Надрываются эксперты и чекисты — Россия лишилась уникальных работ великих мастеров, караул, надо бы их вернуть. Так все-таки, кто собирал шедевры, Хождаев или его бывшая родина — этого никак не пойму. И вообще, мало ли шедевров разбазаривали по всему миру те же самые чекисты в свое время? Чего только стоят бартерные сделки Ленина и Хаммера, вывозившего из России произведения искусства эшелонами. Вот бы чем заняться, так нет, всех почему-то больше интересует собрание Хождаева, стоящее копейки в сравнении с тоннами произведений искусства, которыми торговали схватившие власть большевики при помощи своих германских партайгеноссе.

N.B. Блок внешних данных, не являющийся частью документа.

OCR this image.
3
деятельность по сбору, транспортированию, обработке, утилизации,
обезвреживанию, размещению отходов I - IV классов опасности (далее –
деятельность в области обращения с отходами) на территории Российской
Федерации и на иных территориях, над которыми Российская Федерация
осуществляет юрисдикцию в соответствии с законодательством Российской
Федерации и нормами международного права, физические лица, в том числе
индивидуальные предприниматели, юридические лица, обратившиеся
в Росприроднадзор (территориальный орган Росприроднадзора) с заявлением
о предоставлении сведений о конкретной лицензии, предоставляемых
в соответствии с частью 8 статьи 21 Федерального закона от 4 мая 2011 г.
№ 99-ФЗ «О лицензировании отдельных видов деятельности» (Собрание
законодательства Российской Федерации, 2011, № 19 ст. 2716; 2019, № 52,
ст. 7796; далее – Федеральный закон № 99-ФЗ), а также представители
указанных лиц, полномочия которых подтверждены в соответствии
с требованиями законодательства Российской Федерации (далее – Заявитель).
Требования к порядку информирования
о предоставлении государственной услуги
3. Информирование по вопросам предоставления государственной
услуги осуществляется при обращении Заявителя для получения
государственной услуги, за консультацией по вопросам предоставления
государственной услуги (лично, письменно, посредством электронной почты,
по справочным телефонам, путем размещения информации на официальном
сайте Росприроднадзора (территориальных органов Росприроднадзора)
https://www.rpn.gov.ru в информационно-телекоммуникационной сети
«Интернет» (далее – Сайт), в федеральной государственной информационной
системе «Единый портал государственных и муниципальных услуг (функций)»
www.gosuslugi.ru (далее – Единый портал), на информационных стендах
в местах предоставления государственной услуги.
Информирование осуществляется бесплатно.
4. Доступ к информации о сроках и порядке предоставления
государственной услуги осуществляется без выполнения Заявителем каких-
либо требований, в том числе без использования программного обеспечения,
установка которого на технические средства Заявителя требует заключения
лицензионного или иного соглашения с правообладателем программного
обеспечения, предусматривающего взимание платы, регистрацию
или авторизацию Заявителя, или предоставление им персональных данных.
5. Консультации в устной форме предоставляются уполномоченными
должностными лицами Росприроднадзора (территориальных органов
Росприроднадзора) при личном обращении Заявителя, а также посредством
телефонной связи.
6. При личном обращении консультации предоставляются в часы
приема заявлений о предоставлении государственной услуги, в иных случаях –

А что, у меня в Германии корешей нет? Есть, и не один. Его-то и считают ключевой фигурой в операции по обеспечению спокойной жизни Хождаева. А то, что разработана она не в Москве, а в Южноморске, до сих пор тешит мое тщеславие.
И, слава Богу, что коллекция в Амстердаме. Угроза жизни Хождаеву была реальной, но кто бы защитил его; что бы произошло, если бы старичка грохнули, а собрание украли? Почти то же, что и всегда — убийц бы не нашли, коллекции — тем более. И при этом искусствоведы бы не орали, как сейчас, когда собиратель живой здоровый за границей: караул, где бесценная коллекция, немедленно подключить Министерство безопасности и иностранных дел. Да, молчали бы себе в тряпку, хотя прекрасно понимают — такие ограбления делаются не для того, чтобы потом картинами на колхозных рынках торговать, для них другой базар существует, за пределами так называемого Союза Независимых Государств.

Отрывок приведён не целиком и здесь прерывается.